Another area is speed. There’s pressure to move quickly, which can lead to shortcuts or poorly documented processes. Speed is important, but it has to be paired with structure. Otherwise, you’re creating downstream risk.
Q: How can organizations shift from reactive to proactive when it comes to mobile discovery?
Ryan Bosselman: It starts with treating mobile collection as a core operational function, not something you figure out when a matter arises.
That means defining your workflows in advance, aligning legal and IT, and implementing tools that support consistency and defensibility.
When that foundation is in place, you’re not reacting to each new situation, you’re executing against a system that’s already been designed to handle it.
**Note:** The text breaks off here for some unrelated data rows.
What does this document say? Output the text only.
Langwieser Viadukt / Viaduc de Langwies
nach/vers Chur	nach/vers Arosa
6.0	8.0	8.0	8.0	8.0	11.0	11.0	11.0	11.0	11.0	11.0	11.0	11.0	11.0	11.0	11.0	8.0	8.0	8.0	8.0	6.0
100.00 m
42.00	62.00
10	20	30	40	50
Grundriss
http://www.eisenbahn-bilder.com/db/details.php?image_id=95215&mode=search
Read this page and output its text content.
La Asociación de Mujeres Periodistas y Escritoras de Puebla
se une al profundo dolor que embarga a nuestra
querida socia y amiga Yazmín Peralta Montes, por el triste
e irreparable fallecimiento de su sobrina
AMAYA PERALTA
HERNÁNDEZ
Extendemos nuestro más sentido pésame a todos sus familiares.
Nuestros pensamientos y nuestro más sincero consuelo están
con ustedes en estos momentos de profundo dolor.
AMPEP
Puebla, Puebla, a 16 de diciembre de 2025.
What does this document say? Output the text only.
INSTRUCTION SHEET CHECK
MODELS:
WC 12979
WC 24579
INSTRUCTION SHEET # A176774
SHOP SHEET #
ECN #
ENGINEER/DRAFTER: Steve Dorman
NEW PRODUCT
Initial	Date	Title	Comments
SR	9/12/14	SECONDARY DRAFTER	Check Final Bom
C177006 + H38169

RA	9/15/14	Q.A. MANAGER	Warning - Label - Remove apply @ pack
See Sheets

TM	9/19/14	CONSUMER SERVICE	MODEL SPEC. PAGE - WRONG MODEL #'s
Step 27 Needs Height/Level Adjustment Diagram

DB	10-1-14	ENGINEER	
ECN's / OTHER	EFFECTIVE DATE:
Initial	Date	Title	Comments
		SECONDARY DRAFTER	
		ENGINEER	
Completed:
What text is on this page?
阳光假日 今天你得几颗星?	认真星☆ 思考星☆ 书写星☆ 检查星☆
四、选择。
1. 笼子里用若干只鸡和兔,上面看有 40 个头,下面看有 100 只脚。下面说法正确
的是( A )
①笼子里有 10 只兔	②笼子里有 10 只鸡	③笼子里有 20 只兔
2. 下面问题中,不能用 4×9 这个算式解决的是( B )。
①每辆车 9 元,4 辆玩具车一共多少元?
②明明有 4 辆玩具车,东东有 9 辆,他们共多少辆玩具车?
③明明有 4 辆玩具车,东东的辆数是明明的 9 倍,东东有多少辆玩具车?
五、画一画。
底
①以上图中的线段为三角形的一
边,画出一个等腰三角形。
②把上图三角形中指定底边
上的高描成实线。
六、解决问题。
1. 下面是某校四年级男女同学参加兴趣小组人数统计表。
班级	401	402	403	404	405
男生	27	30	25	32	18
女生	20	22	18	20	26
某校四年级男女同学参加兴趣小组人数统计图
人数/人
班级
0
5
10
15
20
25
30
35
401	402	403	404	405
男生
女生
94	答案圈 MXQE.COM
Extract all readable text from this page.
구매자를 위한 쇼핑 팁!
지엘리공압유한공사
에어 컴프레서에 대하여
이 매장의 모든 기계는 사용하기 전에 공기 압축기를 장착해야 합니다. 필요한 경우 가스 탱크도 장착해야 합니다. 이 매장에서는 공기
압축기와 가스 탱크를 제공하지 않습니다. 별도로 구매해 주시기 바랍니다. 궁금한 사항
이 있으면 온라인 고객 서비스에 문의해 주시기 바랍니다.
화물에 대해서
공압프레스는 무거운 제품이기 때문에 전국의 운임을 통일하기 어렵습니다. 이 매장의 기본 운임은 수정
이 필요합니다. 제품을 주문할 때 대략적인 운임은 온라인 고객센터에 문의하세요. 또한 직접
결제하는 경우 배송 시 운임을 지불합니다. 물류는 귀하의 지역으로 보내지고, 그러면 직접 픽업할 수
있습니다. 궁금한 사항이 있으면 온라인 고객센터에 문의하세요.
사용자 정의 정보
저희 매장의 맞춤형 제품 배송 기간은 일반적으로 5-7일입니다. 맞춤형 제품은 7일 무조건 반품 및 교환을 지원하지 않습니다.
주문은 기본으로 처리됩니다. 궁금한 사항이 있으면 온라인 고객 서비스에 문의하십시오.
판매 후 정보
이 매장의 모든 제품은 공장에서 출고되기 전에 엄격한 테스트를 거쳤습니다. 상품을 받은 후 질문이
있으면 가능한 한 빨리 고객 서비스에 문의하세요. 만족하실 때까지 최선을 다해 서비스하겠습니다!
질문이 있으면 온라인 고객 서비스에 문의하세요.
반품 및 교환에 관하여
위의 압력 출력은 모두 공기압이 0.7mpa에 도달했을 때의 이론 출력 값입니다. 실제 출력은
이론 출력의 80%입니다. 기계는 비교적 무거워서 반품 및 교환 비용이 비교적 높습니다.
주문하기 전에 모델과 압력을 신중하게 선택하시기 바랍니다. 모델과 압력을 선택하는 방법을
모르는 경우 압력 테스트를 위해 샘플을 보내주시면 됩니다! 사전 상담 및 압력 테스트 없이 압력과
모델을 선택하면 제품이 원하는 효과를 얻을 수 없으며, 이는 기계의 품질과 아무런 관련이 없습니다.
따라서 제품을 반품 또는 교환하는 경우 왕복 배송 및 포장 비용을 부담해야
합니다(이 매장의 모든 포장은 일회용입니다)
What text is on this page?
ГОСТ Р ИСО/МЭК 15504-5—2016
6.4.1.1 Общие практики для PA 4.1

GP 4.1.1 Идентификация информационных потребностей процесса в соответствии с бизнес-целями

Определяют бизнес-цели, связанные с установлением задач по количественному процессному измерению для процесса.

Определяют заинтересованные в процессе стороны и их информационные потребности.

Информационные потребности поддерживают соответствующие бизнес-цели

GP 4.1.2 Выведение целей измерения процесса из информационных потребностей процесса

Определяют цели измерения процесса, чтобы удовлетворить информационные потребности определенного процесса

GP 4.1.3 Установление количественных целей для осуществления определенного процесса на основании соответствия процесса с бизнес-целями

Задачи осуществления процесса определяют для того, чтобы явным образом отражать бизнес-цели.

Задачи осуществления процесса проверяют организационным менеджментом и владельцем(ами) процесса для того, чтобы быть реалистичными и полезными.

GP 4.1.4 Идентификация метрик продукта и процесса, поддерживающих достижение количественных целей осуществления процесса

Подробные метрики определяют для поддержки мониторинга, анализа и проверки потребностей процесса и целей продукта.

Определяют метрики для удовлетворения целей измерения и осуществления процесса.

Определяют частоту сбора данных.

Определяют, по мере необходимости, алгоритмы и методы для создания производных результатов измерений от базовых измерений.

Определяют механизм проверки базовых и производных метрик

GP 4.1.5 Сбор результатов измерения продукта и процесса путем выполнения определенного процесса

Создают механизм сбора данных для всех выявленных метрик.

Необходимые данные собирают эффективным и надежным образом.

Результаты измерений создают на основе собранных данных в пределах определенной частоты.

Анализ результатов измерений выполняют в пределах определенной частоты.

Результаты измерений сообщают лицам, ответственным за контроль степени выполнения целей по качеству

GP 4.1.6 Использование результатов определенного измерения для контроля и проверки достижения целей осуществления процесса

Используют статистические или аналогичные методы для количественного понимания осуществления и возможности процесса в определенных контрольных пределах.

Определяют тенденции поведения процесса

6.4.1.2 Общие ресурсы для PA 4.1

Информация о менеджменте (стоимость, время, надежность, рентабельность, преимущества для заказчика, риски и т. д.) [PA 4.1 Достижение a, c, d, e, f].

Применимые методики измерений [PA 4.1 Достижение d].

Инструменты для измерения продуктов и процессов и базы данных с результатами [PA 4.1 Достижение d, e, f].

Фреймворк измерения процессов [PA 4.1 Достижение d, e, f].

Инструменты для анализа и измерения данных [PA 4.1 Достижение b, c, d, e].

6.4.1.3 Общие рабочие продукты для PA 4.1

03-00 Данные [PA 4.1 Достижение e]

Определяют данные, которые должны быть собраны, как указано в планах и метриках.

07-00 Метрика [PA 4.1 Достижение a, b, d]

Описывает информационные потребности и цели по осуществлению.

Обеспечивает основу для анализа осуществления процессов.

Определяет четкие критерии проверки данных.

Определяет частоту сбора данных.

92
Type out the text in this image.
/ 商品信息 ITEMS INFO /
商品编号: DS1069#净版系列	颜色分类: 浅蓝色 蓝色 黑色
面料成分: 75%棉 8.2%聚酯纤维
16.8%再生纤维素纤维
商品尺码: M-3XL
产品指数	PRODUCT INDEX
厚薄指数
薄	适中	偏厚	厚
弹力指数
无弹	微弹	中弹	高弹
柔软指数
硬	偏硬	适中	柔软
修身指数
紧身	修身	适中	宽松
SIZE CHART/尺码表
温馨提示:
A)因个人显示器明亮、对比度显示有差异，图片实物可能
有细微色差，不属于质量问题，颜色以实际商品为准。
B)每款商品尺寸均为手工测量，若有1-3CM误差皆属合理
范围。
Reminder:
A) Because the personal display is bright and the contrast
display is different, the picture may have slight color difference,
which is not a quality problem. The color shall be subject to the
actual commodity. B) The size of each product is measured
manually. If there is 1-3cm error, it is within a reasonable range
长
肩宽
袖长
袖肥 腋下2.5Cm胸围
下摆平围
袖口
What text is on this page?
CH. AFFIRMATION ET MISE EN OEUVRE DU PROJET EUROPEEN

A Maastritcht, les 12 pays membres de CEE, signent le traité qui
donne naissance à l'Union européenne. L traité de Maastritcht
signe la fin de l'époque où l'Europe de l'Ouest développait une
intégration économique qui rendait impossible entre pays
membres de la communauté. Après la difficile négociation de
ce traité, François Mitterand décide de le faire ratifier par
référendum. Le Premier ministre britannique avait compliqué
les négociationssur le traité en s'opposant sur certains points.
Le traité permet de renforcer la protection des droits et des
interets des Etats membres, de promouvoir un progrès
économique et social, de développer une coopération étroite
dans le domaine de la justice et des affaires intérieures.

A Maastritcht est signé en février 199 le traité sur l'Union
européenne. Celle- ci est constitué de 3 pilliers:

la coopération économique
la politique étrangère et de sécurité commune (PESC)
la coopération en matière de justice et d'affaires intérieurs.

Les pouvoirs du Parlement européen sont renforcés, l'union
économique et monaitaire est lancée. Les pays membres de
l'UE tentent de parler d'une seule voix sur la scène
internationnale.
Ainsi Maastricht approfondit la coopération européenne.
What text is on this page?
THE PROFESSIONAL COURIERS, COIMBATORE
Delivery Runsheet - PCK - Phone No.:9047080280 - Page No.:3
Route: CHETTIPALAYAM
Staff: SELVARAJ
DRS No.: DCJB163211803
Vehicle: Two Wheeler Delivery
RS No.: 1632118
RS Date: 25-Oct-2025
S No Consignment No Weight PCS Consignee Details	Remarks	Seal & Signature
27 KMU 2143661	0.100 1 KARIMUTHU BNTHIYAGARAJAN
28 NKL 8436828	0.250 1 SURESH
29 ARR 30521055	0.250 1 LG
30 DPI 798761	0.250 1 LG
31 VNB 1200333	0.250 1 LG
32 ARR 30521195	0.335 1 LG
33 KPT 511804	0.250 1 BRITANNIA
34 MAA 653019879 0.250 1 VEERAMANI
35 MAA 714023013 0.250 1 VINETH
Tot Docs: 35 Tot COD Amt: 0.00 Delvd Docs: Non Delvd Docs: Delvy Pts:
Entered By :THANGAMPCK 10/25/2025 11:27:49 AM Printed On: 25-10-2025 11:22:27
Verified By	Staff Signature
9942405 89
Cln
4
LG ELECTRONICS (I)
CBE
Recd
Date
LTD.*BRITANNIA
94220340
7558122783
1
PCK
Q: If you had to give one piece of advice to organizations trying to reduce risk in mobile discovery, what would it be?
Ryan Bosselman: Start with the process, but don’t underestimate the role technology plays in making that process possible.
The two are deeply connected. You need to select technology that can actually support a repeatable, defensible workflow, one that meets your legal and privacy obligations, scales across matters, and gives you consistent, auditable outputs. The right technology isn’t just a tool; it’s what makes the process sustainable.
If you get both right, purpose-built technology and a standardized process built around it, you’re not just reducing risk. You’re building a genuine operational advantage.